Jean-Christophe Berlot

La fée des glaces

N’y a-t-il rien de plus fragile et de plus éphémère qu’une soldanelle qui danse à la fonte des neiges, une prière humaine dans une chapelle d’altitude, un concours olympique ? Et pourtant, n’y a-t-il rien de plus fort et de plus éternel aussi ? C’était il y a quarante ans. Après Killy, triple lauréat en ski alpin, il y eut Peggy, l’unique. Elle entre sur la piste. Elle ne regarde pas ce public qui n’a d’yeux et de cœur que pour elle. Elle regarde… l’espace. Elle sourit, de ce sourire indéfinissable venu du plus profond d’elle-même. Un ange passe. Elle cherche ce petit bout de patinoire où elle va commencer. Ses yeux immenses caressent encore l’éternité d’un regard. Nous sommes le 11 février 1968 et, en quatre minutes et neuf secondes, Peggy Fleming va conquérir le monde.

Double championne du monde, elle est favorite. Elle s’est isolée de tout, au milieu de son écrin de montagnes. Deux jours plus tôt, elle a gagné les figures imposées à l’unanimité des neuf juges. Elle aime l’immense patinoire construite spécialement pour les Jeux, avec ses grandes arches ressemblant à des ailes. Ici, dans la pression de l’événement, entre sa mère et son entraîneur, elle n’a « qu’une seule amie » comme elle dit : sa musique, qui va l’abstraire de ses peurs et de son trac, qui va l’élever. Elle l’attend. Tchaïkovski, puis Saint-Saëns. Quand Peggy patine, la musique participe de l’espace. Les millions de téléspectateurs qui la regardent sont conquis, acquis pour toujours. À elle et au patinage. Car Peggy l’offre au monde en partage.

En vérité, elle ne patine pas, ou si peu. Elle caresse l’espace : la glace, de ses carres précises et souples ; l’air, de ses mains de ballerine ; le public, de ses yeux étonnés et tendres. Pour cette compétition, sa mère lui a réalisé une tunique verte, couleur de la liqueur de Chartreuse. Noués en chignon, ses cheveux adoucissent encore son visage. Ses bras montent au ciel. Pirouettes, arabesque, puis l’un des plus beaux enchaînements qui soient : grand aigle, axel, grand aigle dès la réception, petit aigle ; double boucle, double axel, double lutz… Les sauts et la technique appartiennent au sport, mais seule la grâce de la patineuse importe aux millions de spectateurs du monde entier.

« Deux minutes quarante-cinq : encore une minute quinze de joie ! », commente Claude Darget pour la télévision. La pie voleuse de Rossini. Petits pas, pirouette assise. La musique s’emballe, saut écarté, double flip et double boucle piqué en combinaison, pirouette sautée, Peggy s’envole dans sa pirouette finale. On ne la voit plus, elle va si vite ! Et l’émotion chavire, elle se dissout dans l’espace. Puis elle arrête son élan, pose à nouveau son regard sur le monde, ou bien sur elle-même. En cet instant c’est la même chose. Elle salue comme une ballerine, longuement, profondément. Elle a fini. L’apparition redevient humaine.

Peggy reçoit des brassées de fleurs, elle pleure. L’émotion, la sienne, la nôtre, inonde son beau visage. Elle n’est plus seulement la concurrente américaine.
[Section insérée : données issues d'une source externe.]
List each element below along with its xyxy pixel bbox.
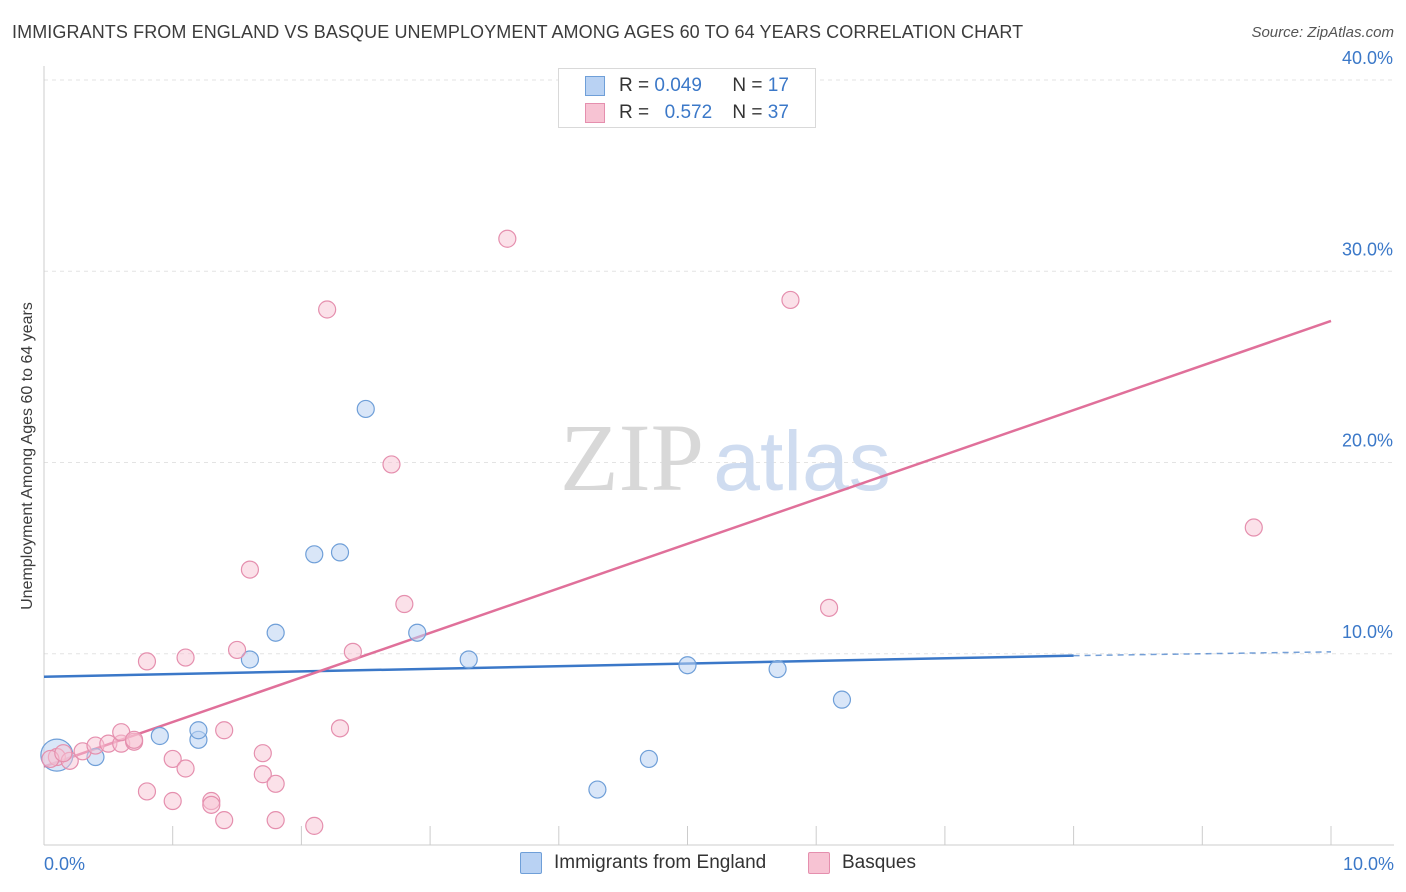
legend-row-basques: R = 0.572 N = 37 (585, 101, 789, 125)
point-england (189, 721, 208, 740)
chart-title: IMMIGRANTS FROM ENGLAND VS BASQUE UNEMPL… (12, 22, 1024, 42)
point-england (266, 623, 285, 642)
point-basques (137, 782, 157, 801)
legend-item-basques: Basques (808, 852, 916, 874)
watermark-atlas: atlas (713, 414, 890, 508)
legend-series: Immigrants from England Basques (0, 852, 1406, 878)
y-tick-label: 40.0% (1342, 48, 1393, 68)
legend-r-value: 0.572 (664, 102, 713, 123)
point-basques (318, 300, 337, 319)
y-tick-label: 30.0% (1342, 239, 1393, 259)
legend-stats: R = 0.049 N = 17 R = 0.572 N = 37 (558, 68, 816, 128)
legend-r-value: 0.049 (654, 75, 702, 96)
point-basques (253, 765, 272, 784)
legend-row-england: R = 0.049 N = 17 (585, 74, 789, 98)
point-basques (215, 811, 234, 830)
point-basques (54, 744, 73, 763)
legend-swatch-pink (585, 103, 605, 123)
legend-label-england: Immigrants from England (554, 852, 767, 873)
x-tick-labels: 0.0% 10.0% (44, 854, 1394, 874)
point-basques (266, 774, 285, 793)
point-basques (330, 719, 350, 738)
point-basques (137, 652, 157, 671)
axes (43, 66, 1394, 846)
point-basques (1244, 518, 1263, 537)
point-england (305, 545, 324, 564)
source-label: Source: ZipAtlas.com (1251, 24, 1394, 41)
legend-n-value: 37 (767, 102, 789, 123)
legend-n-value: 17 (767, 75, 789, 96)
point-basques (395, 594, 414, 614)
y-tick-label: 20.0% (1342, 431, 1393, 451)
point-england (240, 650, 260, 669)
point-england (768, 659, 787, 679)
point-basques (163, 791, 182, 811)
point-england (588, 780, 607, 799)
point-basques (176, 759, 195, 778)
legend-r-label: R = (619, 102, 650, 123)
point-basques (124, 730, 144, 749)
point-basques (253, 744, 272, 763)
point-england (150, 726, 169, 746)
point-basques (176, 648, 195, 667)
point-basques (163, 749, 182, 769)
legend-r-label: R = (619, 75, 650, 96)
legend-label-basques: Basques (842, 852, 916, 873)
point-basques (227, 640, 247, 660)
point-basques (305, 816, 324, 835)
point-basques (819, 598, 839, 617)
trend-line-england (43, 654, 1074, 678)
legend-swatch-blue (585, 76, 605, 96)
point-england (330, 543, 350, 562)
point-basques (781, 290, 800, 310)
point-england (678, 656, 697, 675)
point-basques (343, 642, 362, 661)
watermark-zip: ZIP (560, 404, 704, 511)
trend-line-england-extension (1073, 651, 1332, 657)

Elle est aussi française, italienne, suisse, autrichienne et de tous les pays du monde : elle est universelle. Pour toujours, son nom restera attaché au patinage, celui qu’on aime. Si ce sport est aujourd’hui aussi populaire, si les yeux brillent quand on parle de glisse et de glace, c’est parce qu’un jour, en France, au pied de l’alpe, trois mois avant l’embrasement du mois de mai, une jeune fille est venue dire de ses plus beaux patins l’amour et la paix au monde.

Jean-Christophe Berlot, auteur d’ouvrages sur l’histoire et l’actualité du patinage.